Mentor

Archetype 2 Mentor

Van elke mentor wordt verwacht dat hij/zij goed presteert in:

  • Het identificeren van de ontwikkelingsbehoeften van anderen en het coachen, begeleiden of anderszins helpen van anderen om hun kennis of vaardigheden te verbeteren.
  • Het bieden van begeleiding en sturing aan ondergeschikten, inclusief het stellen van prestatienormen en het monitoren van prestaties.
  • Het overtuigen van anderen om een ​​idee te accepteren of om anderszins van gedachten te veranderen of te handelen in overeenstemming met de bedrijfsdoelstellingen.
  • Het identificeren van de opleidingsbehoeften van anderen, het ontwikkelen van formele opleidings- of trainingsprogramma’s of -lessen, en het lesgeven of instrueren van anderen.

Supervisor

Archetype 10 Supervisor

Elke supervisor zou moeten uitblinken in:

  • Het monitoren en beoordelen van informatie uit materialen, gebeurtenissen of de omgeving.
  • Het detecteren of beoordelen van reële of potentiële problemen.
  • Het monitoren en controleren van middelen en het toezicht houden op de besteding van geld.

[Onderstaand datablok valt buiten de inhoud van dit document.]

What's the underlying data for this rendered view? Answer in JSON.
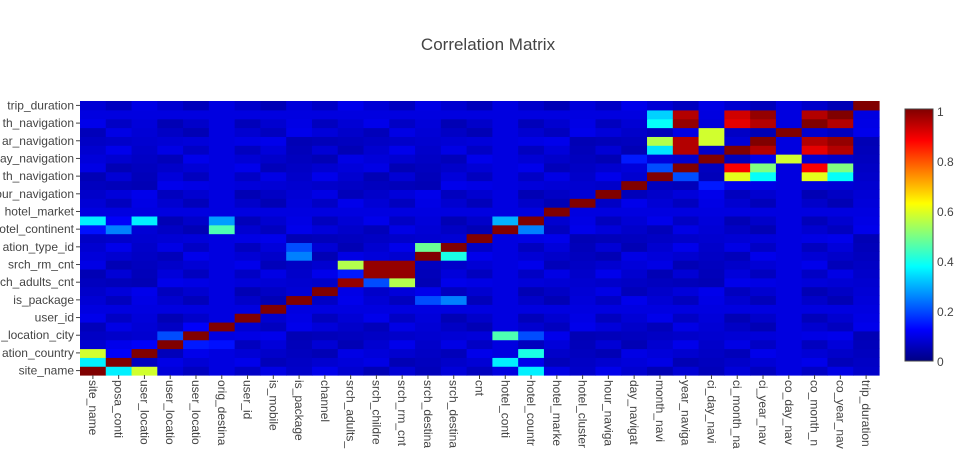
{
  "chart_data": {
    "type": "heatmap",
    "title": "Correlation Matrix",
    "colorscale": "Jet",
    "zrange": [
      0,
      1
    ],
    "colorbar_ticks": [
      "0",
      "0.2",
      "0.4",
      "0.6",
      "0.8",
      "1"
    ],
    "x_labels": [
      "site_name",
      "posa_conti",
      "user_locatio",
      "user_locatio",
      "user_locatio",
      "orig_destina",
      "user_id",
      "is_mobile",
      "is_package",
      "channel",
      "srch_adults_",
      "srch_childre",
      "srch_rm_cnt",
      "srch_destina",
      "srch_destina",
      "cnt",
      "hotel_conti",
      "hotel_countr",
      "hotel_marke",
      "hotel_cluster",
      "hour_naviga",
      "day_navigat",
      "month_navi",
      "year_naviga",
      "ci_day_navi",
      "ci_month_na",
      "ci_year_nav",
      "co_day_nav",
      "co_month_n",
      "co_year_nav",
      "trip_duration"
    ],
    "y_labels": [
      "site_name",
      "ation_country",
      "_location_city",
      "user_id",
      "is_package",
      "ch_adults_cnt",
      "srch_rm_cnt",
      "ation_type_id",
      "otel_continent",
      "hotel_market",
      "our_navigation",
      "th_navigation",
      "ay_navigation",
      "ar_navigation",
      "th_navigation",
      "trip_duration"
    ],
    "default_value": 0.05,
    "cells": [
      {
        "r": 0,
        "c": 0,
        "v": 1.0
      },
      {
        "r": 0,
        "c": 1,
        "v": 0.36
      },
      {
        "r": 0,
        "c": 2,
        "v": 0.58
      },
      {
        "r": 0,
        "c": 17,
        "v": 0.36
      },
      {
        "r": 1,
        "c": 0,
        "v": 0.36
      },
      {
        "r": 1,
        "c": 1,
        "v": 1.0
      },
      {
        "r": 1,
        "c": 16,
        "v": 0.36
      },
      {
        "r": 1,
        "c": 3,
        "v": 0.1
      },
      {
        "r": 2,
        "c": 0,
        "v": 0.58
      },
      {
        "r": 2,
        "c": 1,
        "v": 0.12
      },
      {
        "r": 2,
        "c": 2,
        "v": 1.0
      },
      {
        "r": 2,
        "c": 17,
        "v": 0.4
      },
      {
        "r": 3,
        "c": 2,
        "v": 0.12
      },
      {
        "r": 3,
        "c": 3,
        "v": 1.0
      },
      {
        "r": 3,
        "c": 4,
        "v": 0.15
      },
      {
        "r": 3,
        "c": 5,
        "v": 0.14
      },
      {
        "r": 4,
        "c": 3,
        "v": 0.2
      },
      {
        "r": 4,
        "c": 4,
        "v": 1.0
      },
      {
        "r": 4,
        "c": 16,
        "v": 0.45
      },
      {
        "r": 4,
        "c": 17,
        "v": 0.2
      },
      {
        "r": 5,
        "c": 4,
        "v": 0.12
      },
      {
        "r": 5,
        "c": 5,
        "v": 1.0
      },
      {
        "r": 6,
        "c": 6,
        "v": 1.0
      },
      {
        "r": 7,
        "c": 7,
        "v": 1.0
      },
      {
        "r": 8,
        "c": 8,
        "v": 1.0
      },
      {
        "r": 8,
        "c": 13,
        "v": 0.2
      },
      {
        "r": 8,
        "c": 14,
        "v": 0.25
      },
      {
        "r": 9,
        "c": 9,
        "v": 1.0
      },
      {
        "r": 9,
        "c": 10,
        "v": 0.1
      },
      {
        "r": 10,
        "c": 10,
        "v": 0.98
      },
      {
        "r": 10,
        "c": 11,
        "v": 0.2
      },
      {
        "r": 10,
        "c": 12,
        "v": 0.55
      },
      {
        "r": 11,
        "c": 10,
        "v": 0.15
      },
      {
        "r": 11,
        "c": 11,
        "v": 0.98
      },
      {
        "r": 11,
        "c": 12,
        "v": 0.98
      },
      {
        "r": 12,
        "c": 10,
        "v": 0.55
      },
      {
        "r": 12,
        "c": 11,
        "v": 0.98
      },
      {
        "r": 12,
        "c": 12,
        "v": 0.98
      },
      {
        "r": 13,
        "c": 8,
        "v": 0.25
      },
      {
        "r": 13,
        "c": 13,
        "v": 1.0
      },
      {
        "r": 13,
        "c": 14,
        "v": 0.4
      },
      {
        "r": 14,
        "c": 8,
        "v": 0.2
      },
      {
        "r": 14,
        "c": 13,
        "v": 0.48
      },
      {
        "r": 14,
        "c": 14,
        "v": 1.0
      },
      {
        "r": 15,
        "c": 15,
        "v": 1.0
      },
      {
        "r": 16,
        "c": 0,
        "v": 0.14
      },
      {
        "r": 16,
        "c": 1,
        "v": 0.25
      },
      {
        "r": 16,
        "c": 5,
        "v": 0.45
      },
      {
        "r": 16,
        "c": 16,
        "v": 1.0
      },
      {
        "r": 16,
        "c": 17,
        "v": 0.25
      },
      {
        "r": 17,
        "c": 0,
        "v": 0.36
      },
      {
        "r": 17,
        "c": 1,
        "v": 0.12
      },
      {
        "r": 17,
        "c": 2,
        "v": 0.36
      },
      {
        "r": 17,
        "c": 5,
        "v": 0.28
      },
      {
        "r": 17,
        "c": 16,
        "v": 0.3
      },
      {
        "r": 17,
        "c": 17,
        "v": 1.0
      },
      {
        "r": 18,
        "c": 18,
        "v": 1.0
      },
      {
        "r": 19,
        "c": 19,
        "v": 1.0
      },
      {
        "r": 20,
        "c": 20,
        "v": 1.0
      },
      {
        "r": 21,
        "c": 21,
        "v": 1.0
      },
      {
        "r": 21,
        "c": 24,
        "v": 0.15
      },
      {
        "r": 22,
        "c": 22,
        "v": 1.0
      },
      {
        "r": 22,
        "c": 23,
        "v": 0.2
      },
      {
        "r": 22,
        "c": 25,
        "v": 0.6
      },
      {
        "r": 22,
        "c": 26,
        "v": 0.38
      },
      {
        "r": 22,
        "c": 28,
        "v": 0.6
      },
      {
        "r": 22,
        "c": 29,
        "v": 0.38
      },
      {
        "r": 23,
        "c": 22,
        "v": 0.2
      },
      {
        "r": 23,
        "c": 23,
        "v": 1.0
      },
      {
        "r": 23,
        "c": 25,
        "v": 0.88
      },
      {
        "r": 23,
        "c": 26,
        "v": 0.5
      },
      {
        "r": 23,
        "c": 28,
        "v": 0.88
      },
      {
        "r": 23,
        "c": 29,
        "v": 0.5
      },
      {
        "r": 24,
        "c": 21,
        "v": 0.15
      },
      {
        "r": 24,
        "c": 24,
        "v": 1.0
      },
      {
        "r": 24,
        "c": 27,
        "v": 0.58
      },
      {
        "r": 25,
        "c": 22,
        "v": 0.35
      },
      {
        "r": 25,
        "c": 23,
        "v": 0.95
      },
      {
        "r": 25,
        "c": 25,
        "v": 1.0
      },
      {
        "r": 25,
        "c": 26,
        "v": 0.95
      },
      {
        "r": 25,
        "c": 28,
        "v": 0.9
      },
      {
        "r": 25,
        "c": 29,
        "v": 0.95
      },
      {
        "r": 26,
        "c": 22,
        "v": 0.55
      },
      {
        "r": 26,
        "c": 23,
        "v": 0.95
      },
      {
        "r": 26,
        "c": 24,
        "v": 0.58
      },
      {
        "r": 26,
        "c": 26,
        "v": 1.0
      },
      {
        "r": 26,
        "c": 28,
        "v": 0.95
      },
      {
        "r": 26,
        "c": 29,
        "v": 0.98
      },
      {
        "r": 27,
        "c": 24,
        "v": 0.58
      },
      {
        "r": 27,
        "c": 27,
        "v": 1.0
      },
      {
        "r": 28,
        "c": 22,
        "v": 0.38
      },
      {
        "r": 28,
        "c": 23,
        "v": 0.98
      },
      {
        "r": 28,
        "c": 25,
        "v": 0.9
      },
      {
        "r": 28,
        "c": 26,
        "v": 0.95
      },
      {
        "r": 28,
        "c": 28,
        "v": 1.0
      },
      {
        "r": 28,
        "c": 29,
        "v": 0.95
      },
      {
        "r": 29,
        "c": 22,
        "v": 0.33
      },
      {
        "r": 29,
        "c": 23,
        "v": 0.95
      },
      {
        "r": 29,
        "c": 25,
        "v": 0.92
      },
      {
        "r": 29,
        "c": 26,
        "v": 0.98
      },
      {
        "r": 29,
        "c": 28,
        "v": 0.95
      },
      {
        "r": 29,
        "c": 29,
        "v": 1.0
      },
      {
        "r": 30,
        "c": 30,
        "v": 1.0
      }
    ]
  }
}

Overige Werkzaamheden gerelateerd aan Docenten en leraren verpleegkunde, postsecundair

  • Begeleiden van junior en adjunct faculteitsleden.
  • Initiëren, faciliteren en modereren van discussies in de klas.
  • Voorbereiden en geven van lezingen aan bachelor- of masterstudenten over onderwerpen zoals farmacologie, geestelijke gezondheidszorg en praktijken in de gezondheidszorg in de gemeenschap.
  • Op de hoogte blijven van ontwikkelingen in het vakgebied door actuele literatuur te lezen, met collega’s te praten en deel te nemen aan professionele conferenties.
  • Cursusmateriaal voorbereiden, zoals syllabi, huiswerkopdrachten en uitdeelmateriaal.
  • Toezicht houden op laboratorium- en klinische werkzaamheden van studenten.
  • Evalueren en beoordelen van klassikaal werk, laboratorium- en kliniekwerk, opdrachten en papers van studenten.
  • Samenwerken met collega’s bij het aanpakken van onderwijs- en onderzoekskwesties.
  • Plannen, evalueren en herzien van curricula, cursusinhoud, cursusmateriaal en instructiemethoden.
  • Beoordelen van klinische onderwijsbehoeften en onderwijsbehoeften van patiënten en cliënten met behulp van verschillende methoden.
  • Examens samenstellen, afnemen en beoordelen, of dit werk aan anderen toewijzen.